Luisa Casati Stampa: la Donna che Volle Farsi Opera d’Arte

Creato il 18 dicembre 2014 da Dietrolequinte @DlqMagazine

Una mostra da non perdere quella dedicata a Luisa Casati Stampa. La Divina Marchesa, come la chiamava Gabriele d'Annunzio, ritrova nella prestigiosa sede del veneziano Palazzo Fortuny, a più di cinquantasette anni dalla morte, la luce dei riflettori.

La sua storia è presto detta e illustra alla perfezione, se vogliamo, un caso di brand image da manuale: da orfana ricca, ma senza affetti, ad ammaliatrice di levatura internazionale, tutto grazie alla sua immagine.

Alta e magra, forse un po' troppo per gli standard del tempo, la Casati Stampa che fa? Enfatizza questo aspetto vestendosi di scuro, pittandosi la faccia di biacca, sottolineando gli occhi magnetici e mantenendo una figura slanciata. Ecco la femme noir peccatrice e maliarda a cui nessuno può resistere, perché resisterle è prima di tutto un danno per la reputazione di qualsiasi uomo.

E così, cadono ai suoi piedi, nobili e meno nobili, industriali e artisti vari tra cui il Vate, Gabriele d'Annunzio. E anche nella scelta degli "accompagnatori" non sbaglia un solo colpo: non le si conoscono sbandate per poveri diavoli fisicati ma senza arte né parte, né per anime tormentate di giovani studentelli da coccolare. Il percorso dei suoi affetti è immenso: da Tommaso Filippo Marinetti a Giovanni Boldini, passando per Man Ray e altri, molti altri tra cui appunto Gabriele d'Annunzio.

Le lettere di lui a lei sono piccoli racconti onirici in cui Luisa diviene Corè, da Kore, il nome della Regina degli Inferi. Anche i regali sono tutti "studiati", niente di scontato: se sono libri sono l'edizione originale di un romanzo francese che Gabriele cercava ab illo tempore e che non trovava. La Divina è maliarda sì, ma, come le cortigiane d'altri tempi, sa conversare ampiamente di qualsiasi argomento, dal più triviale al più elevato, conosce chicche artististiche di un certo pregio e, da misteriosa maga Circe, sa anche come procurarsele. E se regala un animale da compagnia non regala un cucciolo di cane né un felino... lei regala una tartaruga. Presente bizzarro, no? Una tartaruga che è ghiotta di tuberose tanto che ne muore.

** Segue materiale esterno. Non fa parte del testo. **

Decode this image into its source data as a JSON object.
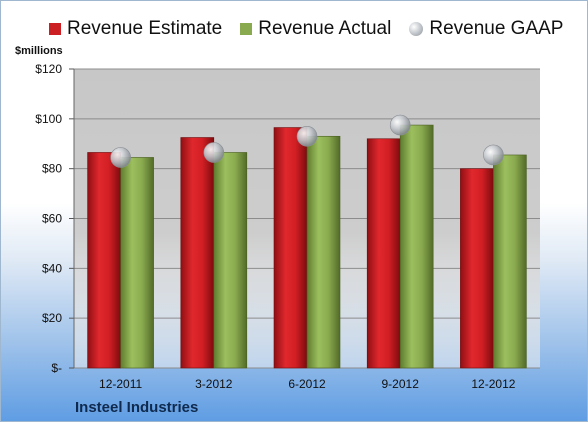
{
  "colors": {
    "estimate": "#cc1f24",
    "actual": "#8aaa4f",
    "gaap": "#b8bcc2",
    "plot_bg": "#c9c9c9",
    "grid": "#8c8c8c"
  },
  "legend": [
    {
      "name": "Revenue Estimate",
      "icon": "red-square"
    },
    {
      "name": "Revenue Actual",
      "icon": "green-square"
    },
    {
      "name": "Revenue GAAP",
      "icon": "gray-bubble"
    }
  ],
  "unit_label": "$millions",
  "company": "Insteel Industries",
  "chart_data": {
    "type": "bar",
    "title": "",
    "xlabel": "",
    "ylabel": "$millions",
    "categories": [
      "12-2011",
      "3-2012",
      "6-2012",
      "9-2012",
      "12-2012"
    ],
    "series": [
      {
        "name": "Revenue Estimate",
        "type": "bar",
        "values": [
          86.5,
          92.5,
          96.5,
          92,
          80
        ]
      },
      {
        "name": "Revenue Actual",
        "type": "bar",
        "values": [
          84.5,
          86.5,
          93,
          97.5,
          85.5
        ]
      },
      {
        "name": "Revenue GAAP",
        "type": "bubble",
        "values": [
          84.5,
          86.5,
          93,
          97.5,
          85.5
        ]
      }
    ],
    "ylim": [
      0,
      120
    ],
    "yticks": [
      0,
      20,
      40,
      60,
      80,
      100,
      120
    ],
    "ytick_labels": [
      "$-",
      "$20",
      "$40",
      "$60",
      "$80",
      "$100",
      "$120"
    ],
    "grid": true,
    "legend_position": "top"
  }
}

Il picco della costruzione della sua immagine sono poi le feste, tutte a tema, tutte nei suoi palazzi come il Palais Rose alle porte di Parigi appartenuto a Robert de Montesquiou oppure Palazzo Venier dei Leoni a Venezia, che poi sarebbe appartenuto a un'altra donna che sapeva far parlare di sé, Peggy Guggenheim.

Feste in maschera, in costume d'epoca, mai un "déjà vu" sempre una novità: lei e i suoi ghepardi al guinzaglio, lei e il suo boa, lei con rapace al braccio come se fosse un falconiere di Federico Barbarossa.

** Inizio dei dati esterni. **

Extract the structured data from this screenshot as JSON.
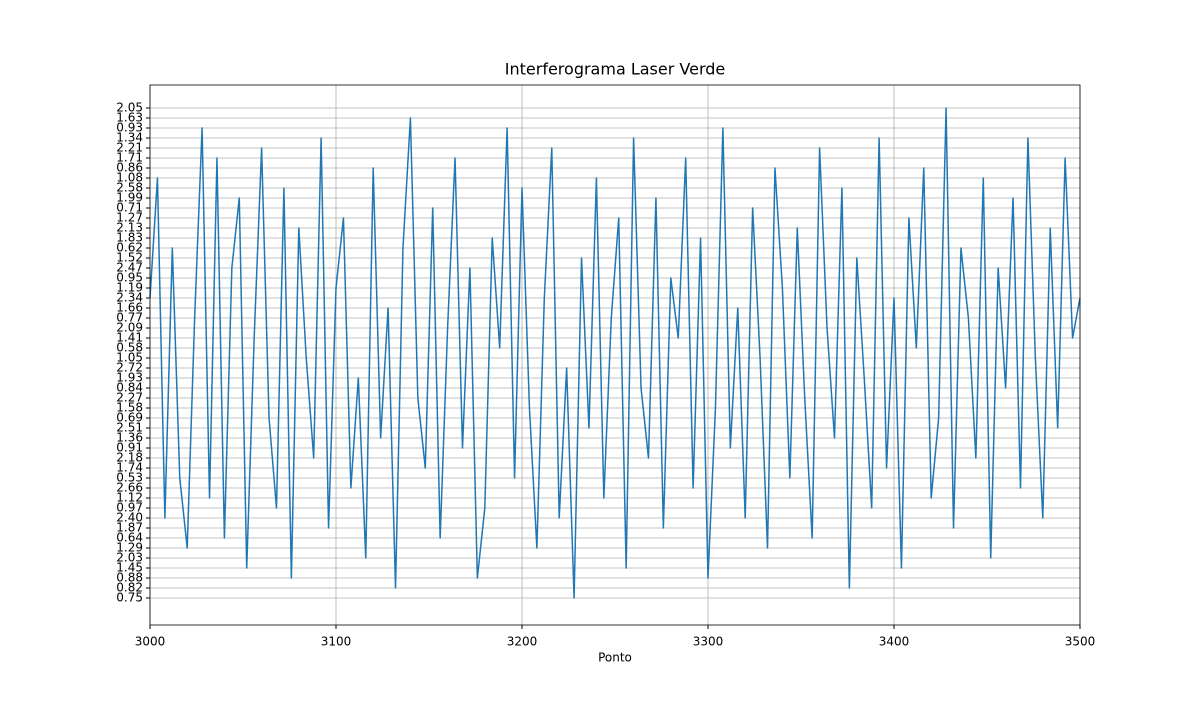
{
  "chart_data": {
    "type": "line",
    "title": "Interferograma Laser Verde",
    "x_label": "Ponto",
    "x": [
      3000,
      3004,
      3008,
      3012,
      3016,
      3020,
      3024,
      3028,
      3032,
      3036,
      3040,
      3044,
      3048,
      3052,
      3056,
      3060,
      3064,
      3068,
      3072,
      3076,
      3080,
      3084,
      3088,
      3092,
      3096,
      3100,
      3104,
      3108,
      3112,
      3116,
      3120,
      3124,
      3128,
      3132,
      3136,
      3140,
      3144,
      3148,
      3152,
      3156,
      3160,
      3164,
      3168,
      3172,
      3176,
      3180,
      3184,
      3188,
      3192,
      3196,
      3200,
      3204,
      3208,
      3212,
      3216,
      3220,
      3224,
      3228,
      3232,
      3236,
      3240,
      3244,
      3248,
      3252,
      3256,
      3260,
      3264,
      3268,
      3272,
      3276,
      3280,
      3284,
      3288,
      3292,
      3296,
      3300,
      3304,
      3308,
      3312,
      3316,
      3320,
      3324,
      3328,
      3332,
      3336,
      3340,
      3344,
      3348,
      3352,
      3356,
      3360,
      3364,
      3368,
      3372,
      3376,
      3380,
      3384,
      3388,
      3392,
      3396,
      3400,
      3404,
      3408,
      3412,
      3416,
      3420,
      3424,
      3428,
      3432,
      3436,
      3440,
      3444,
      3448,
      3452,
      3456,
      3460,
      3464,
      3468,
      3472,
      3476,
      3480,
      3484,
      3488,
      3492,
      3496,
      3500
    ],
    "series": [
      {
        "color": "#1f77b4",
        "values": [
          30,
          42,
          8,
          35,
          12,
          5,
          28,
          47,
          10,
          44,
          6,
          33,
          40,
          3,
          26,
          45,
          18,
          9,
          41,
          2,
          37,
          24,
          14,
          46,
          7,
          31,
          38,
          11,
          22,
          4,
          43,
          16,
          29,
          1,
          35,
          48,
          20,
          13,
          39,
          6,
          27,
          44,
          15,
          33,
          2,
          9,
          36,
          25,
          47,
          12,
          41,
          19,
          5,
          30,
          45,
          8,
          23,
          0,
          34,
          17,
          42,
          10,
          28,
          38,
          3,
          46,
          21,
          14,
          40,
          7,
          32,
          26,
          44,
          11,
          36,
          2,
          19,
          47,
          15,
          29,
          8,
          39,
          24,
          5,
          43,
          31,
          12,
          37,
          20,
          6,
          45,
          27,
          16,
          41,
          1,
          34,
          22,
          9,
          46,
          13,
          30,
          3,
          38,
          25,
          43,
          10,
          18,
          49,
          7,
          35,
          28,
          14,
          42,
          4,
          33,
          21,
          40,
          11,
          46,
          24,
          8,
          37,
          17,
          44,
          26,
          30
        ]
      }
    ],
    "xlim": [
      3000,
      3500
    ],
    "xticks": [
      3000,
      3100,
      3200,
      3300,
      3400,
      3500
    ],
    "ylim": [
      -2.7,
      51.3
    ],
    "yticks": [
      {
        "value": 0,
        "label": "0.75"
      },
      {
        "value": 1,
        "label": "0.82"
      },
      {
        "value": 2,
        "label": "0.88"
      },
      {
        "value": 3,
        "label": "1.45"
      },
      {
        "value": 4,
        "label": "2.03"
      },
      {
        "value": 5,
        "label": "1.29"
      },
      {
        "value": 6,
        "label": "0.64"
      },
      {
        "value": 7,
        "label": "1.87"
      },
      {
        "value": 8,
        "label": "2.40"
      },
      {
        "value": 9,
        "label": "0.97"
      },
      {
        "value": 10,
        "label": "1.12"
      },
      {
        "value": 11,
        "label": "2.66"
      },
      {
        "value": 12,
        "label": "0.53"
      },
      {
        "value": 13,
        "label": "1.74"
      },
      {
        "value": 14,
        "label": "2.18"
      },
      {
        "value": 15,
        "label": "0.91"
      },
      {
        "value": 16,
        "label": "1.36"
      },
      {
        "value": 17,
        "label": "2.51"
      },
      {
        "value": 18,
        "label": "0.69"
      },
      {
        "value": 19,
        "label": "1.58"
      },
      {
        "value": 20,
        "label": "2.27"
      },
      {
        "value": 21,
        "label": "0.84"
      },
      {
        "value": 22,
        "label": "1.93"
      },
      {
        "value": 23,
        "label": "2.72"
      },
      {
        "value": 24,
        "label": "1.05"
      },
      {
        "value": 25,
        "label": "0.58"
      },
      {
        "value": 26,
        "label": "1.41"
      },
      {
        "value": 27,
        "label": "2.09"
      },
      {
        "value": 28,
        "label": "0.77"
      },
      {
        "value": 29,
        "label": "1.66"
      },
      {
        "value": 30,
        "label": "2.34"
      },
      {
        "value": 31,
        "label": "1.19"
      },
      {
        "value": 32,
        "label": "0.95"
      },
      {
        "value": 33,
        "label": "2.47"
      },
      {
        "value": 34,
        "label": "1.52"
      },
      {
        "value": 35,
        "label": "0.62"
      },
      {
        "value": 36,
        "label": "1.83"
      },
      {
        "value": 37,
        "label": "2.13"
      },
      {
        "value": 38,
        "label": "1.27"
      },
      {
        "value": 39,
        "label": "0.71"
      },
      {
        "value": 40,
        "label": "1.99"
      },
      {
        "value": 41,
        "label": "2.58"
      },
      {
        "value": 42,
        "label": "1.08"
      },
      {
        "value": 43,
        "label": "0.86"
      },
      {
        "value": 44,
        "label": "1.71"
      },
      {
        "value": 45,
        "label": "2.21"
      },
      {
        "value": 46,
        "label": "1.34"
      },
      {
        "value": 47,
        "label": "0.93"
      },
      {
        "value": 48,
        "label": "1.63"
      },
      {
        "value": 49,
        "label": "2.05"
      }
    ],
    "grid": true
  }
}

Come costruire la propria immagine senza sito web? Beh, al tempo della Marchesa Casati Stampa non c'erano i social (e neanche i computer, ovviamente), ma c'era la stampa e c'era l'arte. L'arte c'è sempre stata, l'arte faceva parte del suo DNA, le piaceva e lei piaceva all'arte.

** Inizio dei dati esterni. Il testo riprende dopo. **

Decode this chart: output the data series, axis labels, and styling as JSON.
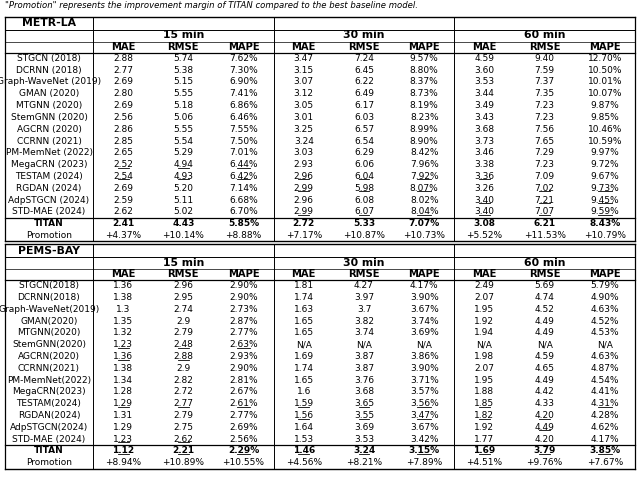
{
  "metr_la": {
    "header": "METR-LA",
    "models": [
      "STGCN (2018)",
      "DCRNN (2018)",
      "Graph-WaveNet (2019)",
      "GMAN (2020)",
      "MTGNN (2020)",
      "StemGNN (2020)",
      "AGCRN (2020)",
      "CCRNN (2021)",
      "PM-MemNet (2022)",
      "MegaCRN (2023)",
      "TESTAM (2024)",
      "RGDAN (2024)",
      "AdpSTGCN (2024)",
      "STD-MAE (2024)",
      "TITAN",
      "Promotion"
    ],
    "data": [
      [
        "2.88",
        "5.74",
        "7.62%",
        "3.47",
        "7.24",
        "9.57%",
        "4.59",
        "9.40",
        "12.70%"
      ],
      [
        "2.77",
        "5.38",
        "7.30%",
        "3.15",
        "6.45",
        "8.80%",
        "3.60",
        "7.59",
        "10.50%"
      ],
      [
        "2.69",
        "5.15",
        "6.90%",
        "3.07",
        "6.22",
        "8.37%",
        "3.53",
        "7.37",
        "10.01%"
      ],
      [
        "2.80",
        "5.55",
        "7.41%",
        "3.12",
        "6.49",
        "8.73%",
        "3.44",
        "7.35",
        "10.07%"
      ],
      [
        "2.69",
        "5.18",
        "6.86%",
        "3.05",
        "6.17",
        "8.19%",
        "3.49",
        "7.23",
        "9.87%"
      ],
      [
        "2.56",
        "5.06",
        "6.46%",
        "3.01",
        "6.03",
        "8.23%",
        "3.43",
        "7.23",
        "9.85%"
      ],
      [
        "2.86",
        "5.55",
        "7.55%",
        "3.25",
        "6.57",
        "8.99%",
        "3.68",
        "7.56",
        "10.46%"
      ],
      [
        "2.85",
        "5.54",
        "7.50%",
        "3.24",
        "6.54",
        "8.90%",
        "3.73",
        "7.65",
        "10.59%"
      ],
      [
        "2.65",
        "5.29",
        "7.01%",
        "3.03",
        "6.29",
        "8.42%",
        "3.46",
        "7.29",
        "9.97%"
      ],
      [
        "2.52",
        "4.94",
        "6.44%",
        "2.93",
        "6.06",
        "7.96%",
        "3.38",
        "7.23",
        "9.72%"
      ],
      [
        "2.54",
        "4.93",
        "6.42%",
        "2.96",
        "6.04",
        "7.92%",
        "3.36",
        "7.09",
        "9.67%"
      ],
      [
        "2.69",
        "5.20",
        "7.14%",
        "2.99",
        "5.98",
        "8.07%",
        "3.26",
        "7.02",
        "9.73%"
      ],
      [
        "2.59",
        "5.11",
        "6.68%",
        "2.96",
        "6.08",
        "8.02%",
        "3.40",
        "7.21",
        "9.45%"
      ],
      [
        "2.62",
        "5.02",
        "6.70%",
        "2.99",
        "6.07",
        "8.04%",
        "3.40",
        "7.07",
        "9.59%"
      ],
      [
        "2.41",
        "4.43",
        "5.85%",
        "2.72",
        "5.33",
        "7.07%",
        "3.08",
        "6.21",
        "8.43%"
      ],
      [
        "+4.37%",
        "+10.14%",
        "+8.88%",
        "+7.17%",
        "+10.87%",
        "+10.73%",
        "+5.52%",
        "+11.53%",
        "+10.79%"
      ]
    ],
    "underlines": [
      [
        9,
        0
      ],
      [
        9,
        1
      ],
      [
        9,
        2
      ],
      [
        10,
        0
      ],
      [
        10,
        1
      ],
      [
        10,
        2
      ],
      [
        10,
        3
      ],
      [
        10,
        4
      ],
      [
        10,
        5
      ],
      [
        10,
        6
      ],
      [
        11,
        3
      ],
      [
        11,
        4
      ],
      [
        11,
        5
      ],
      [
        11,
        7
      ],
      [
        11,
        8
      ],
      [
        12,
        6
      ],
      [
        12,
        7
      ],
      [
        12,
        8
      ],
      [
        13,
        3
      ],
      [
        13,
        4
      ],
      [
        13,
        5
      ],
      [
        13,
        6
      ],
      [
        13,
        7
      ],
      [
        13,
        8
      ]
    ]
  },
  "pems_bay": {
    "header": "PEMS-BAY",
    "models": [
      "STGCN(2018)",
      "DCRNN(2018)",
      "Graph-WaveNet(2019)",
      "GMAN(2020)",
      "MTGNN(2020)",
      "StemGNN(2020)",
      "AGCRN(2020)",
      "CCRNN(2021)",
      "PM-MemNet(2022)",
      "MegaCRN(2023)",
      "TESTAM(2024)",
      "RGDAN(2024)",
      "AdpSTGCN(2024)",
      "STD-MAE (2024)",
      "TITAN",
      "Promotion"
    ],
    "data": [
      [
        "1.36",
        "2.96",
        "2.90%",
        "1.81",
        "4.27",
        "4.17%",
        "2.49",
        "5.69",
        "5.79%"
      ],
      [
        "1.38",
        "2.95",
        "2.90%",
        "1.74",
        "3.97",
        "3.90%",
        "2.07",
        "4.74",
        "4.90%"
      ],
      [
        "1.3",
        "2.74",
        "2.73%",
        "1.63",
        "3.7",
        "3.67%",
        "1.95",
        "4.52",
        "4.63%"
      ],
      [
        "1.35",
        "2.9",
        "2.87%",
        "1.65",
        "3.82",
        "3.74%",
        "1.92",
        "4.49",
        "4.52%"
      ],
      [
        "1.32",
        "2.79",
        "2.77%",
        "1.65",
        "3.74",
        "3.69%",
        "1.94",
        "4.49",
        "4.53%"
      ],
      [
        "1.23",
        "2.48",
        "2.63%",
        "N/A",
        "N/A",
        "N/A",
        "N/A",
        "N/A",
        "N/A"
      ],
      [
        "1.36",
        "2.88",
        "2.93%",
        "1.69",
        "3.87",
        "3.86%",
        "1.98",
        "4.59",
        "4.63%"
      ],
      [
        "1.38",
        "2.9",
        "2.90%",
        "1.74",
        "3.87",
        "3.90%",
        "2.07",
        "4.65",
        "4.87%"
      ],
      [
        "1.34",
        "2.82",
        "2.81%",
        "1.65",
        "3.76",
        "3.71%",
        "1.95",
        "4.49",
        "4.54%"
      ],
      [
        "1.28",
        "2.72",
        "2.67%",
        "1.6",
        "3.68",
        "3.57%",
        "1.88",
        "4.42",
        "4.41%"
      ],
      [
        "1.29",
        "2.77",
        "2.61%",
        "1.59",
        "3.65",
        "3.56%",
        "1.85",
        "4.33",
        "4.31%"
      ],
      [
        "1.31",
        "2.79",
        "2.77%",
        "1.56",
        "3.55",
        "3.47%",
        "1.82",
        "4.20",
        "4.28%"
      ],
      [
        "1.29",
        "2.75",
        "2.69%",
        "1.64",
        "3.69",
        "3.67%",
        "1.92",
        "4.49",
        "4.62%"
      ],
      [
        "1.23",
        "2.62",
        "2.56%",
        "1.53",
        "3.53",
        "3.42%",
        "1.77",
        "4.20",
        "4.17%"
      ],
      [
        "1.12",
        "2.21",
        "2.29%",
        "1.46",
        "3.24",
        "3.15%",
        "1.69",
        "3.79",
        "3.85%"
      ],
      [
        "+8.94%",
        "+10.89%",
        "+10.55%",
        "+4.56%",
        "+8.21%",
        "+7.89%",
        "+4.51%",
        "+9.76%",
        "+7.67%"
      ]
    ],
    "underlines": [
      [
        5,
        0
      ],
      [
        5,
        1
      ],
      [
        5,
        2
      ],
      [
        6,
        0
      ],
      [
        6,
        1
      ],
      [
        10,
        0
      ],
      [
        10,
        1
      ],
      [
        10,
        2
      ],
      [
        10,
        3
      ],
      [
        10,
        4
      ],
      [
        10,
        5
      ],
      [
        10,
        6
      ],
      [
        10,
        8
      ],
      [
        11,
        3
      ],
      [
        11,
        4
      ],
      [
        11,
        5
      ],
      [
        11,
        6
      ],
      [
        11,
        7
      ],
      [
        12,
        7
      ],
      [
        13,
        0
      ],
      [
        13,
        1
      ],
      [
        14,
        0
      ],
      [
        14,
        1
      ],
      [
        14,
        2
      ],
      [
        14,
        3
      ],
      [
        14,
        4
      ],
      [
        14,
        5
      ],
      [
        14,
        6
      ],
      [
        14,
        7
      ],
      [
        14,
        8
      ]
    ]
  },
  "title": "\"Promotion\" represents the improvement margin of TITAN compared to the best baseline model.",
  "col_groups": [
    "15 min",
    "30 min",
    "60 min"
  ],
  "col_labels": [
    "MAE",
    "RMSE",
    "MAPE"
  ]
}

Così non si contano i ritratti della Marchesa e, onde evitare di restare priva di immagini o di un suo repertorio, perché non avere "il suo pittore"? In un solo colpo la Marchesa rinvigorisce la sua identità di irresistibile vanesia, bizzarra creatura femminile e, come usano i reali, si assicura il suo "pittore di corte" ed allo stesso tempo una serie di opere "comme il faut", che corrispondano esattamente all'icona che lei stessa ha creato.